Yesterday was my last day at work. My (ex)co-workers are the best! I got cake, a signed copy of the Polar Bear IA book, my first taste of White Castle miniature burgers and breakfast sandwiches, and a very bizarre poncho-sash.
I took the picture above with my new toy, a used Nokia N82 camera phone that I got cheap (= massive scratches all over the screen) on eBay. I think the pictures are pretty good all things considered, although if you view at full resolution you can see some nasty compression artifacts — it’s not hip like the low-res grainy compression my flip phone photos have.
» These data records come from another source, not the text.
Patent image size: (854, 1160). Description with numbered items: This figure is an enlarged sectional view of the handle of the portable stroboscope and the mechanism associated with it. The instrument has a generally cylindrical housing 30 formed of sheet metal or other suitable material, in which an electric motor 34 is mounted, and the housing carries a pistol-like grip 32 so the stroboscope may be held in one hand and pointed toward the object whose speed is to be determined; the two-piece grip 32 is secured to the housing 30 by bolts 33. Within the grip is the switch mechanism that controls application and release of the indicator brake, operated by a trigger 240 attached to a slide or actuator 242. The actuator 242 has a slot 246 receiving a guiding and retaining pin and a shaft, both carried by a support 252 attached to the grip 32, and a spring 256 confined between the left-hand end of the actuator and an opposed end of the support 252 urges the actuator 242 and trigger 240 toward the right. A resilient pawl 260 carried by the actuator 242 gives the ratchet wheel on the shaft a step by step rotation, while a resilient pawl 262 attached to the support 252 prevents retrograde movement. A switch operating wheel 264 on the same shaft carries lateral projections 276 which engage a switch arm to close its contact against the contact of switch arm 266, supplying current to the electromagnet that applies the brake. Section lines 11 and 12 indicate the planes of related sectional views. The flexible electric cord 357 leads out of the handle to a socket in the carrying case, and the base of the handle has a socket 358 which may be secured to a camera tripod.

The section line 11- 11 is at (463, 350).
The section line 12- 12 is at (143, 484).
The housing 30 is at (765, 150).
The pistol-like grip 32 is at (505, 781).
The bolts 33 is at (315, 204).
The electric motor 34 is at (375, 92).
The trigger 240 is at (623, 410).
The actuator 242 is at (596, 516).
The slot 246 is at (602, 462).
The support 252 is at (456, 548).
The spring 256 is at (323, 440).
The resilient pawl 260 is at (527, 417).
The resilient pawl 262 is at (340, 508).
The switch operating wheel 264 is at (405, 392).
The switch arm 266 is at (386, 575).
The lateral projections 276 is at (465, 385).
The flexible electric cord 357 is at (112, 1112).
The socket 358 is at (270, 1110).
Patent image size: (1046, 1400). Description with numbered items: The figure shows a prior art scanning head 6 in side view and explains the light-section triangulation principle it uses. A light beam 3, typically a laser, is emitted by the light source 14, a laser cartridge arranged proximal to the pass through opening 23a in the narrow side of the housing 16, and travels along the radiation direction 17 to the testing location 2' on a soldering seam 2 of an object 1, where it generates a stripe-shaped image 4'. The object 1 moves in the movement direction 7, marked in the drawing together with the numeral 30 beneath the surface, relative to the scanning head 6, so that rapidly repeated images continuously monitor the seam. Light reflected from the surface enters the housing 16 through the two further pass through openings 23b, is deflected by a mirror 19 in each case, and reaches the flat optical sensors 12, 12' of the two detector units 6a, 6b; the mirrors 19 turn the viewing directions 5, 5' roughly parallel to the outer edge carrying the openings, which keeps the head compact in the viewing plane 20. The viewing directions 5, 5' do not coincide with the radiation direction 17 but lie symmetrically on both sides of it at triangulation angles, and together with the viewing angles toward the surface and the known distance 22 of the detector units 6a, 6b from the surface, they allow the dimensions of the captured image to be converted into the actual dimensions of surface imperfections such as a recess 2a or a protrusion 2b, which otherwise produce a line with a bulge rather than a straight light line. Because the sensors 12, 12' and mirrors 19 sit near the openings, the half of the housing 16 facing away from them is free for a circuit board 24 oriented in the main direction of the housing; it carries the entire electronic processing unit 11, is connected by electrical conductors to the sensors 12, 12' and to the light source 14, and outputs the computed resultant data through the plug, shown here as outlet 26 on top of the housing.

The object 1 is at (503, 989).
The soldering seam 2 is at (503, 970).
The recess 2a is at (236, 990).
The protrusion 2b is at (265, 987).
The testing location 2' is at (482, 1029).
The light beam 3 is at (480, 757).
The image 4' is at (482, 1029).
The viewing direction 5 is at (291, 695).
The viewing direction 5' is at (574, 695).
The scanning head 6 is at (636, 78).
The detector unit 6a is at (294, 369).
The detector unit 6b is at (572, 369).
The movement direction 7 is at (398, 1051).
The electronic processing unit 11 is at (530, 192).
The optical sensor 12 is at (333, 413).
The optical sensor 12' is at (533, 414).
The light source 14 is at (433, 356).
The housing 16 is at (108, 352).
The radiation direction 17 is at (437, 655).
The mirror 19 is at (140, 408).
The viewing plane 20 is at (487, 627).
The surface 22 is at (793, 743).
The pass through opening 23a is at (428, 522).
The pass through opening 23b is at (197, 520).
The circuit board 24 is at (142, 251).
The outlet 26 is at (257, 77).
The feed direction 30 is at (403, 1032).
The N82′s camera functionality isn’t as good as a standalone point and shoot camera. It takes a long time to “process” images right after you take photos (although maybe this will be improved when I get a microSD card so it doesn’t have to right to the phone’s built in memory). It also doesn’t remember your settings (ISO, white balance, flash, etc) when you exit camera mode.
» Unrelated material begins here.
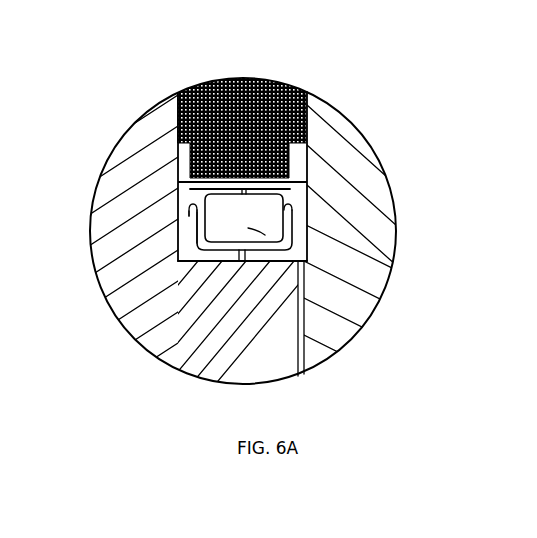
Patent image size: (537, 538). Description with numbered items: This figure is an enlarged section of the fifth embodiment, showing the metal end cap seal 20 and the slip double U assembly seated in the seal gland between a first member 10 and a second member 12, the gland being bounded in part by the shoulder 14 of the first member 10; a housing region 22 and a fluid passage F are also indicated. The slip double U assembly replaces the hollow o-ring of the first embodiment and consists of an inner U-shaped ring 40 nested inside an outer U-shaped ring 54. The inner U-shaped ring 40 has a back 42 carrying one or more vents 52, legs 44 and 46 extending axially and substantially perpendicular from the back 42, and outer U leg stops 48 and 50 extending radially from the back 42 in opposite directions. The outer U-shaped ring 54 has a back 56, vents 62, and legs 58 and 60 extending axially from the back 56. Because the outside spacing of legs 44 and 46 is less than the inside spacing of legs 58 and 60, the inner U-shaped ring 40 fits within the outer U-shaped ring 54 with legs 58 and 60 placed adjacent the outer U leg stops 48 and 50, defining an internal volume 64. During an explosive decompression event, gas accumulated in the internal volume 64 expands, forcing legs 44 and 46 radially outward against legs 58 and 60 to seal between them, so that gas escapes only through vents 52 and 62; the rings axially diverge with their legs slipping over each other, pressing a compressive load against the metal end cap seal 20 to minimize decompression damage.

I also don’t like the phone functionality as much as my little flip phone. Sure, the N82 has GPS, FM radio, WiFi, Bluetooth etc., but it has crappy enough buttons that I don’t feel like using any of the extra features besides the camera. Text messaging, on the rice-grain buttons is painful compared to sliding over the flat buttons on the flip phone. Also, sometimes it is nearly impossible to press the power button with my finger.
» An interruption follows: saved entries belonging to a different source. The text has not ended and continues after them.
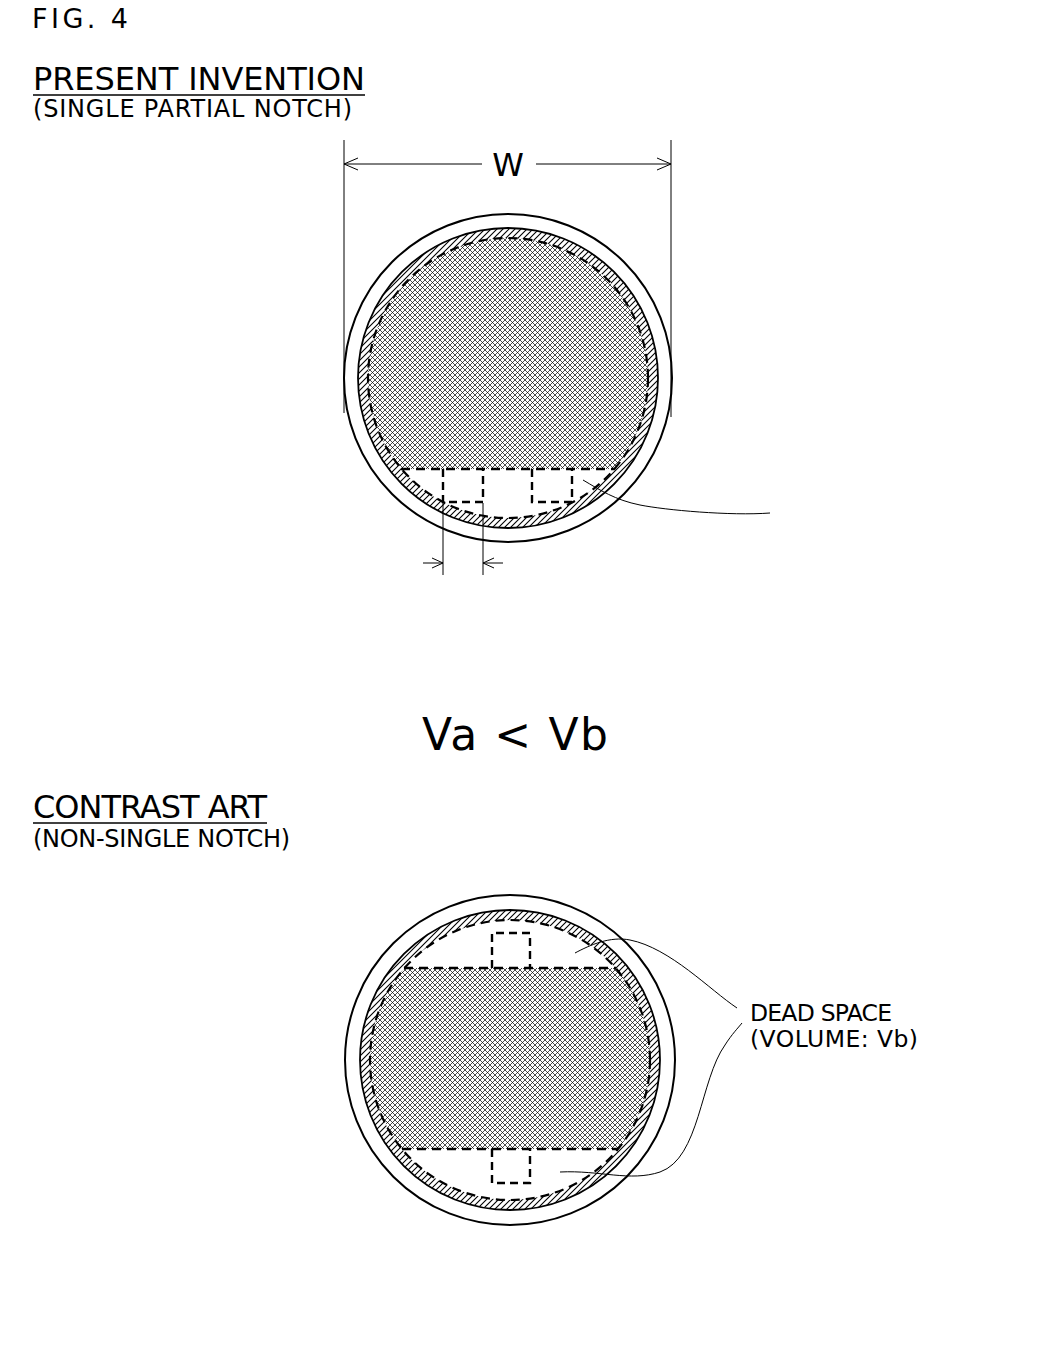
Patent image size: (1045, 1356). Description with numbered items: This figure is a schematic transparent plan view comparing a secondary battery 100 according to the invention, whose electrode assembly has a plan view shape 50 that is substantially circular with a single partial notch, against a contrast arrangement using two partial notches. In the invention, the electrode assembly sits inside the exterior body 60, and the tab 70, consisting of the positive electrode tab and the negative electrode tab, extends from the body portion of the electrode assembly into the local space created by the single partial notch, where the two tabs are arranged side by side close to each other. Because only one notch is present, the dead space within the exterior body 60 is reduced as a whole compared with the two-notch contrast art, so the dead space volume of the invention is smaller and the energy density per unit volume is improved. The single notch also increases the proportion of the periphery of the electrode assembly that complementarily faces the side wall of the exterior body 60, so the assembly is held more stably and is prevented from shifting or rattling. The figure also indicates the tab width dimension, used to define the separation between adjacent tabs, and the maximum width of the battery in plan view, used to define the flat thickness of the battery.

The secondary battery 100 is at (646, 347).
The plan view shape having a circular notch 50 is at (528, 375).
The exterior body 60 is at (640, 452).
The tab 70 is at (468, 487).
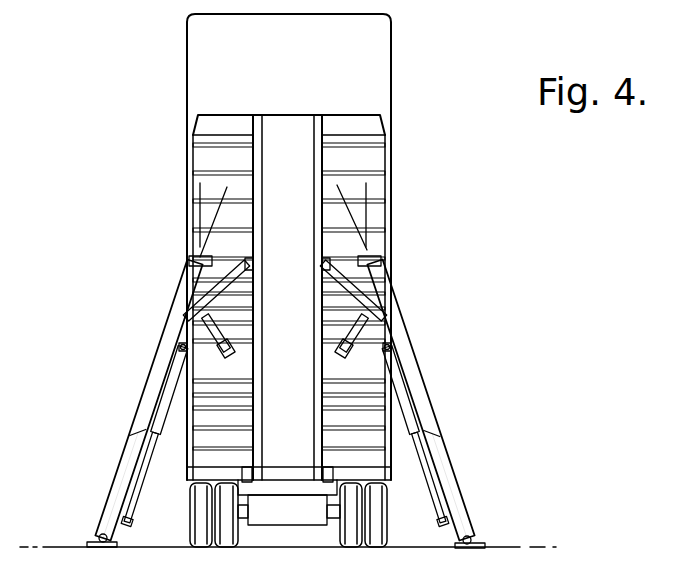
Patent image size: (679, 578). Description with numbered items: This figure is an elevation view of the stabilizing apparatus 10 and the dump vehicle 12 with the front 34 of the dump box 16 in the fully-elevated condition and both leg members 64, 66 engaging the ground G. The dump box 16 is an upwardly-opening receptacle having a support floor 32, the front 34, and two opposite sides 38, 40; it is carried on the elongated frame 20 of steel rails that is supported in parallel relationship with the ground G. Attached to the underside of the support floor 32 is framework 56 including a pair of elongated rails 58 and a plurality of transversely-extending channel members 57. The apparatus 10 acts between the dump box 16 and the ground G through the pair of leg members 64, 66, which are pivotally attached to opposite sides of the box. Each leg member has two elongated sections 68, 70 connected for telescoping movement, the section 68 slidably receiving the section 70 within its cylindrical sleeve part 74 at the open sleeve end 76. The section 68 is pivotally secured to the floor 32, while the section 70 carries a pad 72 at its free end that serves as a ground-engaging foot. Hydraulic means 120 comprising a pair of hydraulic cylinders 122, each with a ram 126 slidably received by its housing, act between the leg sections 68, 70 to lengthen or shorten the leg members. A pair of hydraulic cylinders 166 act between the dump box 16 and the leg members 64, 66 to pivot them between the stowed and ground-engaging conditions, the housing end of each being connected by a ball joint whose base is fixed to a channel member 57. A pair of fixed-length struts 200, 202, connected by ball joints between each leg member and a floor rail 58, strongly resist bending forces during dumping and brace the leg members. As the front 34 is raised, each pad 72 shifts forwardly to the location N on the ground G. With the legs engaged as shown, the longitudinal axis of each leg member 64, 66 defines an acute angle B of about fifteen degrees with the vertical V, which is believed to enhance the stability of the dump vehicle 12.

The stabilizing apparatus 10 is at (537, 272).
The dump vehicle 12 is at (140, 51).
The dump box 16 is at (178, 82).
The elongated frame 20 is at (287, 297).
The support floor 32 is at (230, 128).
The front 34 is at (305, 56).
The side 38 is at (391, 137).
The side 40 is at (188, 135).
The framework 56 is at (350, 130).
The channel members 57 is at (213, 151).
The elongated rails 58 is at (314, 181).
The leg member 64 is at (422, 402).
The leg member 66 is at (183, 401).
The leg section 68 is at (163, 368).
The leg section 70 is at (133, 450).
The pad 72 is at (97, 540).
The cylindrical sleeve part 74 is at (180, 305).
The sleeve end 76 is at (147, 433).
The hydraulic means 120 is at (157, 478).
The hydraulic cylinder 122 is at (172, 395).
The ram 126 is at (133, 478).
The hydraulic cylinder 166 is at (220, 328).
The strut 200 is at (363, 297).
The strut 202 is at (245, 290).
The vertical V is at (198, 185).
The acute angle B is at (200, 214).
The ground G is at (50, 547).
The location N is at (113, 548).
Despite all of this, I’m still glad I got the phone because it was cheap, and it’s already achieved the purpose I wanted it to search: a snapshot camera that will encourage me to take more photos because it is compact, discreet and attached to a cell phone. I’m definitely still hanging on to my old phone. When camera phone interfaces and compression quality improve in the future, I think I’ll revisit whether I’d ever completely switch other to using a camera phone for all my cell phone and snapshot camera needs.